Attorney General Peter Grech had advised against Malta’s Accountancy Board taking action against Nexia BT and its partners while investigations into them were ongoing, a court heard on Wednesday.

“We were always advised not to take disciplinary action until the judicial process was wrapped up,” board chairman Peter Baldacchino told an inquiry into the murder of journalist Daphne Caruana Galizia.

“The attorney general told us that action by the Accountancy Board could obstruct ongoing proceedings,” he said, adding later that the board was “always” given that legal advice, including by private lawyers engaged by the board.

Baldacchino was asked by the inquiry to present evidence of the written advice to that effect.

Accountancy board secretary Martin Spiteri, who also testified on Wednesday, also told the board that “lawyers from well-known firms” had always advised the board to refrain from taking action against members until legal proceedings were concluded.

Spiteri recalled both Grech, who retired as attorney general this month, and the board’s legal counsel Ivan Sammut, advising caution.

“I had spoken to Grech about possibly amending the law,” Spiteri said. “But he told me ‘better leave the law as it is, because it’s dangerous [hija perikoluza]”.

Nexia BT has been in the headlines since the 2016 Panama Papers data leak exposed its work to open secret offshore structures for former minister Konrad Mizzi and former OPM chief of staff Keith Schembri while the two were in office.

Despite multiple inquiries and allegations concerning the firm, the Accountancy Board took no public action against it until earlier this year, when it reprimanded the company for some administrative shortcomings. It eventually suspended  warrants belonging to Nexia BT partners last week, after partners Brian Tonna, Karl Cini and Manuel Castagna were arrested and interrogated in relation to suspected money laundering offences.

On Wednesday, board chairman Baldacchino faced a barrage of questions about its apparent unwillingness to take action against the firm.

Judges Michael Mallia, Joseph Said Pullicino and Abigail Lofaro all peppered the witness with questions about the board’s hands-off approach.

“It seems you were looking for an excuse to do nothing,” judge Mallia remarked at one point.
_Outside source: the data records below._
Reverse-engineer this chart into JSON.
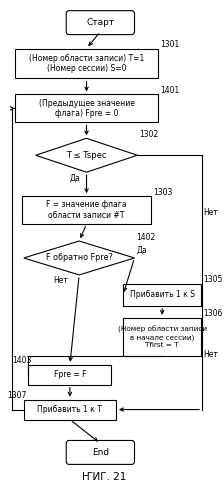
{
  "title": "ҤИГ. 21",
  "bg_color": "#ffffff",
  "start_label": "Старт",
  "end_label": "End",
  "n1301_label": "(Номер области записи) Т=1\n(Номер сессии) S=0",
  "n1401_label": "(Предыдущее значение\nфлага) Fpre = 0",
  "n1302_label": "T ≤ Tspec",
  "n1303_label": "F = значение флага\nобласти записи #Т",
  "n1402_label": "F обратно Fpre?",
  "n1305_label": "Прибавить 1 к S",
  "n1306_label": "(Номер области записи\nв начале сессии)\nTfirst = T",
  "n1403_label": "Fpre = F",
  "n1307_label": "Прибавить 1 к Т",
  "da": "Да",
  "net": "Нет"
}
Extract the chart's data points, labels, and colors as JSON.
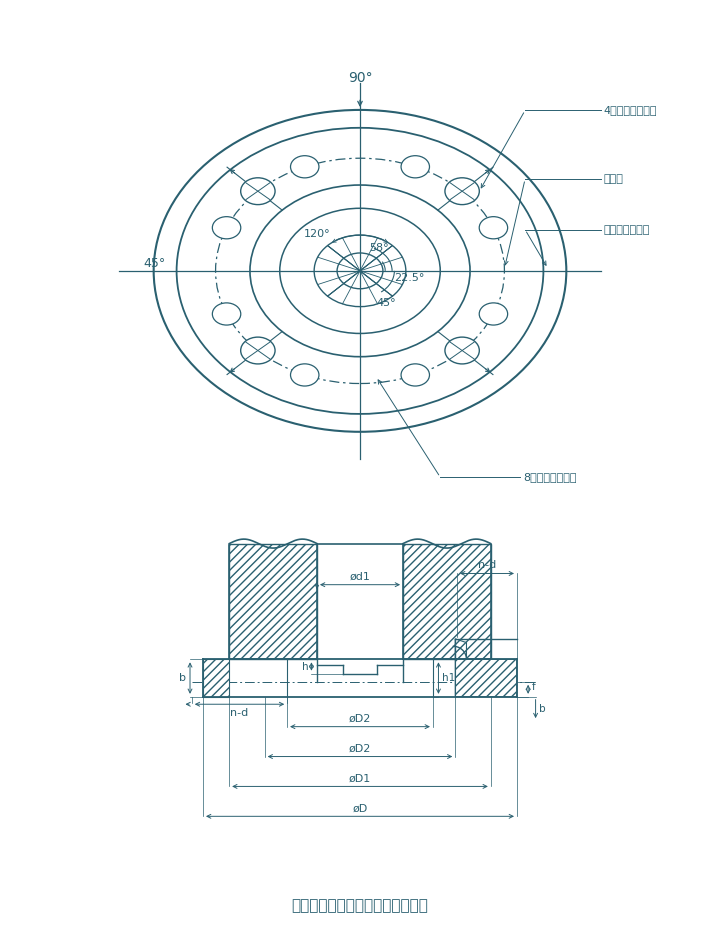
{
  "bg_color": "#ffffff",
  "line_color": "#2a6070",
  "title": "图一、电动装置与阀门的连接形式",
  "top_label": "90°",
  "label_45": "45°",
  "label_120": "120°",
  "label_58": "58°",
  "label_225": "22.5°",
  "label_45b": "45°",
  "ann_4holes": "4个螺孔时的位置",
  "ann_centerline": "中心线",
  "ann_parallel": "与电机轴线平行",
  "ann_8holes": "8个光孔时的位置"
}
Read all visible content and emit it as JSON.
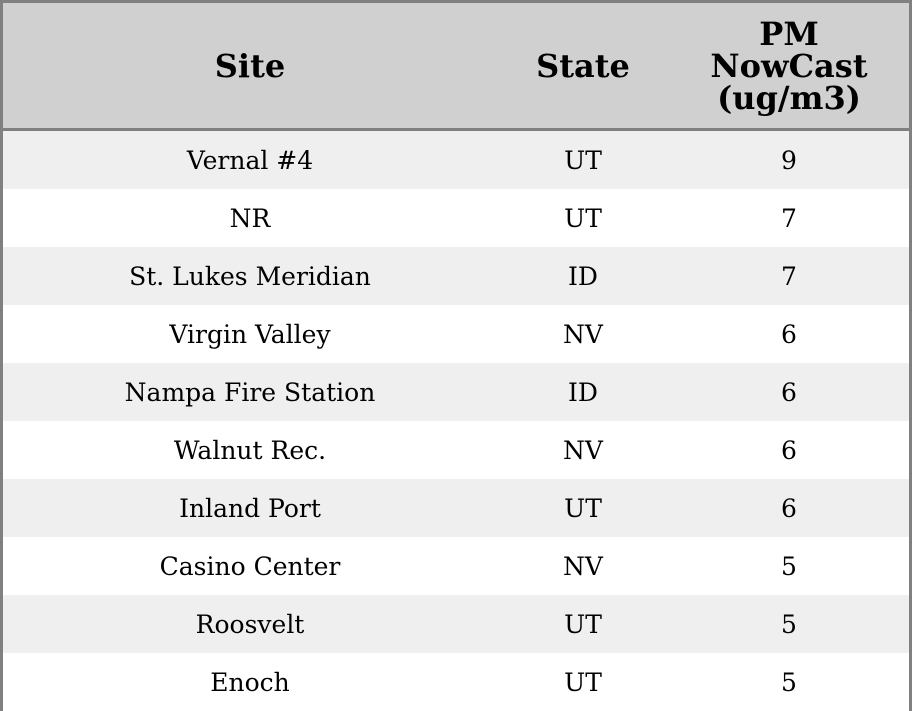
{
  "table": {
    "columns": [
      "Site",
      "State",
      "PM NowCast (ug/m3)"
    ],
    "rows": [
      [
        "Vernal #4",
        "UT",
        "9"
      ],
      [
        "NR",
        "UT",
        "7"
      ],
      [
        "St. Lukes Meridian",
        "ID",
        "7"
      ],
      [
        "Virgin Valley",
        "NV",
        "6"
      ],
      [
        "Nampa Fire Station",
        "ID",
        "6"
      ],
      [
        "Walnut Rec.",
        "NV",
        "6"
      ],
      [
        "Inland Port",
        "UT",
        "6"
      ],
      [
        "Casino Center",
        "NV",
        "5"
      ],
      [
        "Roosvelt",
        "UT",
        "5"
      ],
      [
        "Enoch",
        "UT",
        "5"
      ]
    ]
  },
  "colors": {
    "header_bg": "#d0d0d0",
    "stripe": "#efefef",
    "border": "#808080"
  }
}
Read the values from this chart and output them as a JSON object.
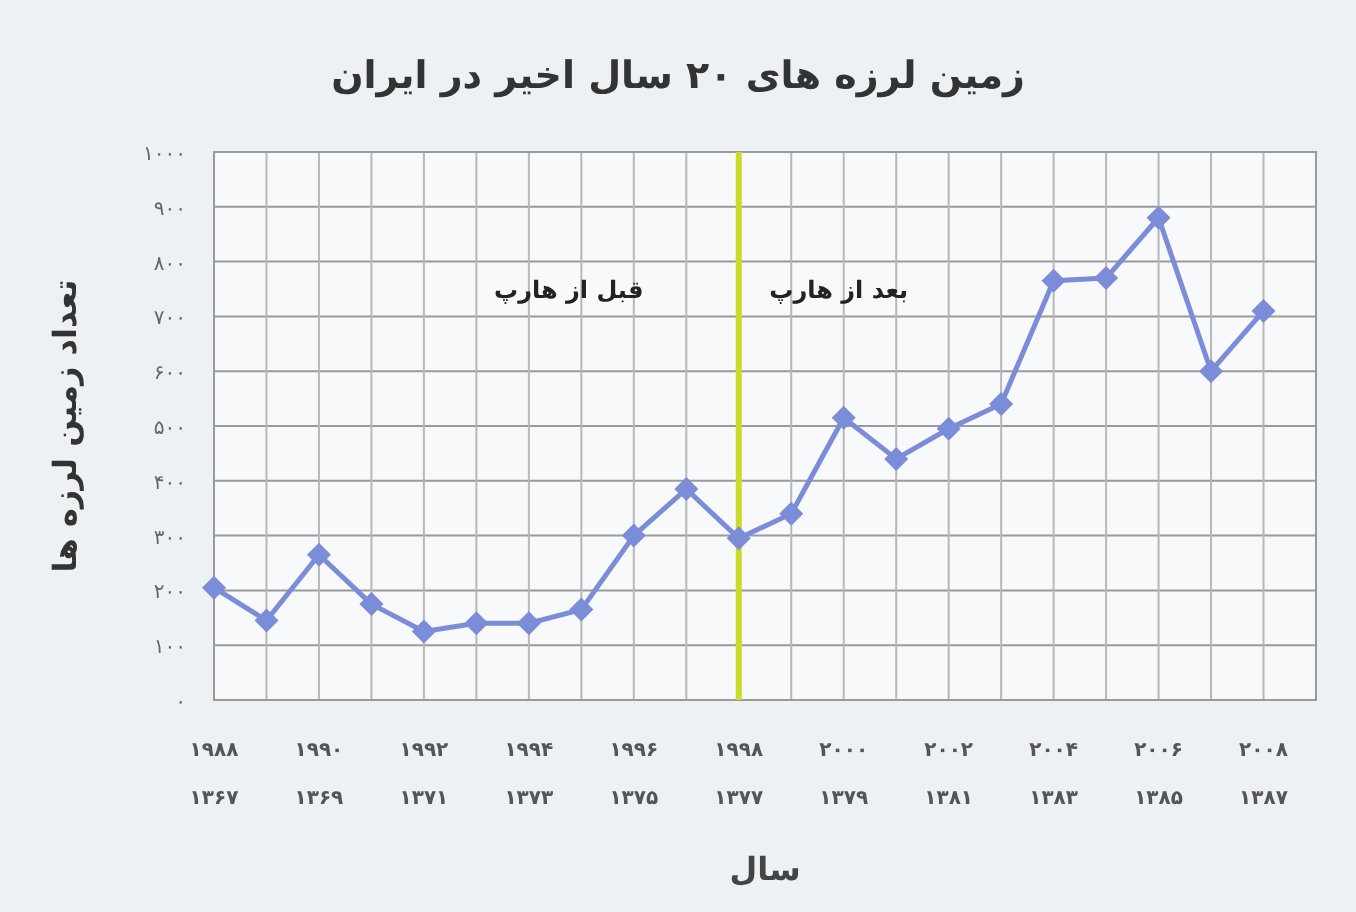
{
  "chart_data": {
    "type": "line",
    "title": "زمین لرزه های ۲۰ سال اخیر در ایران",
    "xlabel": "سال",
    "ylabel": "تعداد زمین لرزه ها",
    "x": [
      1988,
      1989,
      1990,
      1991,
      1992,
      1993,
      1994,
      1995,
      1996,
      1997,
      1998,
      1999,
      2000,
      2001,
      2002,
      2003,
      2004,
      2005,
      2006,
      2007,
      2008
    ],
    "series": [
      {
        "color": "#7b8cd8",
        "values": [
          205,
          145,
          265,
          175,
          125,
          140,
          140,
          165,
          300,
          385,
          295,
          340,
          515,
          440,
          495,
          540,
          765,
          770,
          880,
          600,
          710
        ]
      }
    ],
    "marker": "diamond",
    "grid": true,
    "xlim": [
      1988,
      2009
    ],
    "xticks": [
      {
        "value": 1988,
        "label": "۱۹۸۸"
      },
      {
        "value": 1989,
        "label": null
      },
      {
        "value": 1990,
        "label": "۱۹۹۰"
      },
      {
        "value": 1991,
        "label": null
      },
      {
        "value": 1992,
        "label": "۱۹۹۲"
      },
      {
        "value": 1993,
        "label": null
      },
      {
        "value": 1994,
        "label": "۱۹۹۴"
      },
      {
        "value": 1995,
        "label": null
      },
      {
        "value": 1996,
        "label": "۱۹۹۶"
      },
      {
        "value": 1997,
        "label": null
      },
      {
        "value": 1998,
        "label": "۱۹۹۸"
      },
      {
        "value": 1999,
        "label": null
      },
      {
        "value": 2000,
        "label": "۲۰۰۰"
      },
      {
        "value": 2001,
        "label": null
      },
      {
        "value": 2002,
        "label": "۲۰۰۲"
      },
      {
        "value": 2003,
        "label": null
      },
      {
        "value": 2004,
        "label": "۲۰۰۴"
      },
      {
        "value": 2005,
        "label": null
      },
      {
        "value": 2006,
        "label": "۲۰۰۶"
      },
      {
        "value": 2007,
        "label": null
      },
      {
        "value": 2008,
        "label": "۲۰۰۸"
      },
      {
        "value": 2009,
        "label": null
      }
    ],
    "x2lim": [
      1367,
      1388
    ],
    "x2ticks": [
      {
        "value": 1367,
        "label": "۱۳۶۷"
      },
      {
        "value": 1369,
        "label": "۱۳۶۹"
      },
      {
        "value": 1371,
        "label": "۱۳۷۱"
      },
      {
        "value": 1373,
        "label": "۱۳۷۳"
      },
      {
        "value": 1375,
        "label": "۱۳۷۵"
      },
      {
        "value": 1377,
        "label": "۱۳۷۷"
      },
      {
        "value": 1379,
        "label": "۱۳۷۹"
      },
      {
        "value": 1381,
        "label": "۱۳۸۱"
      },
      {
        "value": 1383,
        "label": "۱۳۸۳"
      },
      {
        "value": 1385,
        "label": "۱۳۸۵"
      },
      {
        "value": 1387,
        "label": "۱۳۸۷"
      }
    ],
    "ylim": [
      0,
      1000
    ],
    "yticks": [
      {
        "value": 0,
        "label": "۰"
      },
      {
        "value": 100,
        "label": "۱۰۰"
      },
      {
        "value": 200,
        "label": "۲۰۰"
      },
      {
        "value": 300,
        "label": "۳۰۰"
      },
      {
        "value": 400,
        "label": "۴۰۰"
      },
      {
        "value": 500,
        "label": "۵۰۰"
      },
      {
        "value": 600,
        "label": "۶۰۰"
      },
      {
        "value": 700,
        "label": "۷۰۰"
      },
      {
        "value": 800,
        "label": "۸۰۰"
      },
      {
        "value": 900,
        "label": "۹۰۰"
      },
      {
        "value": 1000,
        "label": "۱۰۰۰"
      }
    ],
    "ref_lines": [
      {
        "axis": "x",
        "value": 1998,
        "color": "#c9dc2a"
      }
    ],
    "annotations": [
      "قبل از هارپ",
      "بعد از هارپ"
    ]
  }
}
“If a civil servant steals €10 he is suspended. So what about an accountant facing such allegations?” asked judge Said Pullicino.

Baldacchino told the inquiry that the board had sought legal advice about its disciplinary options concerning Nexia BT after MEP David Casa had written to it in July 2018 demanding it investigate the firm. 

Answering questions by Caruana Galizia family lawyer Therese Comodini Cachia, he admitted that the board had not looked into the close personal relationship Nexia BT managing partner Tonna had with former OPM chief of staff Schembri.

“We knew others were investigating,” he said, prompting judge Lofaro to exclaim “so why do we have an Accountancy Board?”

Kickback claims

Baldacchino also acknowledged that the board had not delved too deeply into claims that Tonna paid Schembri a €100,000 kickback for passport sales. The two men have insisted the money was repayment of an old loan Schembri had made to Tonna, his accountant, years earlier.

Tonna had presented documents to the board and “insisted it was a loan”, Baldacchino said,  “but we were sceptical about it”.

Despite that scepticism, the board had informed Tonna that it would not take the matter further until a magisterial inquiry into the kickback claims was concluded.

 “We decided against further action at that time. Such loans are a grey area, there’s a lot of literature about it”.  

‘Trial by media’

As Baldacchino faced questions about the board’s inaction, he sought to defend its course of action.

For the board to act preemptively against one of its members would have been a “trial by media”, he argued.

“We expected more tangible evidence to be supplied to us by other regulators such as the MFSA and FIAU,” he said.

Those two entities, as well as the Commissioner for Inland Revenue, had given the board very little information to work with in cases concerning accountants who wrongfully set up offshore structures for clients, he said.

Nikki Dimech case

Both Baldacchino and Spiteri told the inquiry that legal advice to avoid disciplinary proceedings dated back to the early 2010s, when auditor and former Sliema mayor Nikki Dimech faced bribery charges.

In that case, the board had said it would not issue any disciplinary measures until the appeal process was completed. Dimech was acquitted of the charges on appeal. 

The comparison between Dimech’s case and that of Nexia BT did not wash with the inquiry judges, however, who noted that Nexia BT had not faced any criminal charges.

“You wouldn’t have obstructed any criminal proceedings,” judge Lofaro told Spiteri.

“We were always advised to hold back. I have nothing on my conscience,” the witness replied.

Earlier in the session, police superintendent George Cremona testified that he had written to US officials to ask for the FBI to help in the Caruana Galizia investigation on the very same day she was murdered.

Cremona also told a court that a dark web order, in 2019, to buy a gun and ammunition was addressed to George Fenech in Portomaso. Fenech died in 2014 and one of his sons, Yorgen, stands accused of complicity in Caruana Galizia's murder. 

The inquiry continues on Friday, October 2.